SÃO PAULO, SP (FOLHAPRESS) – “Gosto do cheiro de pele de galinha e mato molhado”, declara a atriz Maria Manoella, enquanto esparrama, displicente, o conteúdo de uma sacola de lixo pelo palco. Aquela é a preparação do cenário do espetáculo, alerta sua personagem, ranzinza e sem nome, mas ela preferia com certeza estar no interior, de férias ou capinando o mato na roça de onde veio.
O palco é como um planeta novo em “Aqui Elevado a 1 Trilhão”, peça assinada e dirigida por Elisa Ohtake, que questiona o sentido do teatro num mundo desconectado da natureza e à beira de um colapso.
Cada um dos 12 personagens entra em cena apenas uma vez, sozinho, para contar de onde veio e o que deixou para trás para estar ali no momento, preparando o cenário.
São viajantes sem nome, que trazem pedaços de plástico colhidos nas paisagens naturais onde estavam, quase como suvenires de uma realidade distópica e assombrosamente próxima. As roupas futuristas também feitas de plástico, criadas por Juliano Lopes, se somam à trilha sonora eletrônica para reforçar a ideia de que as histórias se passam fora do planeta Terra.
Filha do arquiteto Ruy Ohtake e da célebre diretora e atriz Célia Helena, Ohtake seguiu os passos da mãe, com o diferencial de que a dança e a performance exercem um papel central em seu trabalho.
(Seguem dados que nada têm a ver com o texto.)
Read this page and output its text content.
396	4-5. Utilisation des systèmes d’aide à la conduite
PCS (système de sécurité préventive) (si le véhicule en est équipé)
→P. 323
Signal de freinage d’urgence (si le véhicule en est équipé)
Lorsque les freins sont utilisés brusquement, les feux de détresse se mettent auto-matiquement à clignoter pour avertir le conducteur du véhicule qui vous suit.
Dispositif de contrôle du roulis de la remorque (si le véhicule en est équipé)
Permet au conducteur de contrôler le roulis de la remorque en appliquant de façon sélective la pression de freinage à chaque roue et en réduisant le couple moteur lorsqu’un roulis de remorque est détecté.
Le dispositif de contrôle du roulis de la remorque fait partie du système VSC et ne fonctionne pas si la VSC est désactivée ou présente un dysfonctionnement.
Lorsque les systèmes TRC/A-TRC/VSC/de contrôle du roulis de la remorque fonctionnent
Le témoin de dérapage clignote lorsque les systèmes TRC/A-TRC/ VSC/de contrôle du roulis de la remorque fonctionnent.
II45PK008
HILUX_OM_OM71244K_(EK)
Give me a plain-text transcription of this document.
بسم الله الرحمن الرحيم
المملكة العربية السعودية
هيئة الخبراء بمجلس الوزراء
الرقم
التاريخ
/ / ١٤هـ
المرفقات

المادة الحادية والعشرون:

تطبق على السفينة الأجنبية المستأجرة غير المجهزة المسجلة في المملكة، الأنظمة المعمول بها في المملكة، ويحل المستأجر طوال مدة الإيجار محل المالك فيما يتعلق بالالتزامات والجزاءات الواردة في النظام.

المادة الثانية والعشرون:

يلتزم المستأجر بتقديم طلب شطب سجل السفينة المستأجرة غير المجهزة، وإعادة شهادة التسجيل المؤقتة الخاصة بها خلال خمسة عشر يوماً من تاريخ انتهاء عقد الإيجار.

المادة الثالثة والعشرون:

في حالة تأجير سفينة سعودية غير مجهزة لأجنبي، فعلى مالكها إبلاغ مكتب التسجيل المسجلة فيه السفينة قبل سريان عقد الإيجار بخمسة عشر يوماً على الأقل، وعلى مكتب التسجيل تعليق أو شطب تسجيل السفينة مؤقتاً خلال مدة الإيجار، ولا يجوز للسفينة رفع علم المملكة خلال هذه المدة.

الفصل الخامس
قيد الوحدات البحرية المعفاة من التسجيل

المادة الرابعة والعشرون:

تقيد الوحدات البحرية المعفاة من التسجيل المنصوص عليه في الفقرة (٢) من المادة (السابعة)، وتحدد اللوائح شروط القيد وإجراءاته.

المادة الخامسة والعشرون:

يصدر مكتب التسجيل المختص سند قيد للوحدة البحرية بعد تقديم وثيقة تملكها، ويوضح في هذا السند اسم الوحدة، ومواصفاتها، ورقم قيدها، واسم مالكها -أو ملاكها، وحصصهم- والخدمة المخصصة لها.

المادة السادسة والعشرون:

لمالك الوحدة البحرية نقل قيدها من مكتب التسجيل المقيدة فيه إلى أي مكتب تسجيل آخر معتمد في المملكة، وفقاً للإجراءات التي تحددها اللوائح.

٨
Em “Aqui Elevado a 1 Trilhão”, o destaque para o corpo vai além do balé sobre gelo falso do ator Roberto Alencar, que entra no palco com uma capa de plástico preta estilo “Matrix” anunciando que foi contratado para fazer um anúncio de vitamina C no polo sul.
Todos os sem nome estão com raiva ou desesperados. Esses sentimentos são extravasados em gesticulações exageradas, gritos repentinos ou até em socos, pulos sobre montanhas de plásticos e na destruição de objetos em cena.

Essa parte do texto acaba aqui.